The outermost layer of the heart wall does more than just protect life's most vital organ — it holds a new type of heart stem cell, according to a pair of studies published in Nature. Two teams — one led by William Pu of the Harvard Stem Cell Institute, in Cambridge, Massachusetts, and the other led by Sylvia Evans of the University of California, San Diego — independently discovered the new stem cells in the epicardium, the protective coating that envelops the heart. The findings hint at potential new routes to mending a broken heart.

Epicardial cells are known to give rise to smooth muscle cells, fibroblasts and the endothelial cells that line coronary blood vessels, but they had never been shown to contribute to cardiac muscle cells, also known as cardiomyocytes. “Before, it wasn't thought that the epicardium could make cardiomyocytes,” says Pu. “But now it appears they have a natural ability” to do so. In fact, “they can turn into all major cell types in the heart,” he says.
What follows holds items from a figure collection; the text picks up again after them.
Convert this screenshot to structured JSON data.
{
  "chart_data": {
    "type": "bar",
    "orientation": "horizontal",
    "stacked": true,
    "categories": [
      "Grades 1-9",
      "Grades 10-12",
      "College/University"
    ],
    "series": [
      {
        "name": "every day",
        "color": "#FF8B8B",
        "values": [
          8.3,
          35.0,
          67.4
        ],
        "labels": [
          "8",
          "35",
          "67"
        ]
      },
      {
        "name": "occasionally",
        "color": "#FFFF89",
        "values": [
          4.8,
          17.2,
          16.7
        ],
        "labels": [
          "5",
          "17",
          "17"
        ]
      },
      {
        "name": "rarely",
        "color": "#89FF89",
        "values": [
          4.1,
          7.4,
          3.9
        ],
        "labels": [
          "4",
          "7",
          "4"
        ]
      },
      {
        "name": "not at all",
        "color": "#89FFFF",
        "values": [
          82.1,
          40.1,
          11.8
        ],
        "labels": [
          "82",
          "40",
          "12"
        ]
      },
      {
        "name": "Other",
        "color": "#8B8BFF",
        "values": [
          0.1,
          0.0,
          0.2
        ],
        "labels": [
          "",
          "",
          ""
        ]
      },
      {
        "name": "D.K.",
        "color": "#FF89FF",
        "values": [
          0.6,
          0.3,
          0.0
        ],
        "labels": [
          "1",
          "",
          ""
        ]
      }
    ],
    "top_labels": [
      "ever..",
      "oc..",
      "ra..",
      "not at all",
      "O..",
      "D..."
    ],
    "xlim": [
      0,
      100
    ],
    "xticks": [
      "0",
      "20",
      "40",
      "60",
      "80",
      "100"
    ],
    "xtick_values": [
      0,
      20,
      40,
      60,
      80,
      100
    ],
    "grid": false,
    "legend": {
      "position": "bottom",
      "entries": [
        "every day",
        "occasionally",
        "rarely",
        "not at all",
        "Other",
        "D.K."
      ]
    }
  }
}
Each research group generated mice expressing marker genes to trace the lineages of the epicardial stem cells. Pu's team used the transcription factor Wt1 and showed that Wt1-expressing epicardial cells contribute around 5% of the cardiac muscle cells across all four heart chambers1. Evans' team, however, used a different marker — the Tbox transcription factor, Tbx18. Similar to Pu's results, Evans' team found that Tbx18-expressing epicardial progenitors contributed a substantial portion of the heart muscle tissue2.

The two studies are “simple lineage-tracing studies [that] provide good in vivo evidence for the origin of a subset of cardiomyocytes,” says Deepak Srivastava, of the Gladstone Institute of Cardiovascular Disease at the University of California, San Francisco, who was not involved in either study. “They're good for what they are, but they don't tell us about how the progenitors are regulated or how decisions are made” on what fates the cells adopt.

The cells identified by each group showed some subtle differences. Both sets of epicardial precursors differentiated into cardiac and smooth muscle, but although a minority of Pu's Wt1-expressing cells became endothelial cells, Evans' Tbx18-expressing cells did not do so at all. The Tbx18-marked cells did give rise to fibroblasts though — something that Pu's team did not investigate. Srivastava says this difference is probably just a matter of when the markers were expressed within the same pool of cells. So, are both researchers studying the same epicardial heart stem cells? “I think they're the same,” Srivastava says. “They're just marked by different markers.”

The authors themselves take more reserved stances. “You can't say they're the exact same population, but if they're not, there's probably a huge overlap,” says Jody Martin of UC San Diego, a first author on the Evans study. Pu agrees. “I think it's safe to say that there is likely considerable overlap,” he says.

Christine Mummery, of the Leiden University Medical Center in the Netherlands, describes the papers as “very elegant genetic studies,” but cautions that the cardiac muscle–producing cells might not even be epicardial cells at all. “The question is whether they've used only epicardial cells, or, because of the timing and the area they've taken, whether they've included mesenchymal cells [as well].” It remains to be seen if the newfound epicardial cells are truly multipotent precursors, she says. Only a clonal analysis might be able to strike at the heart of the epicardium's potential.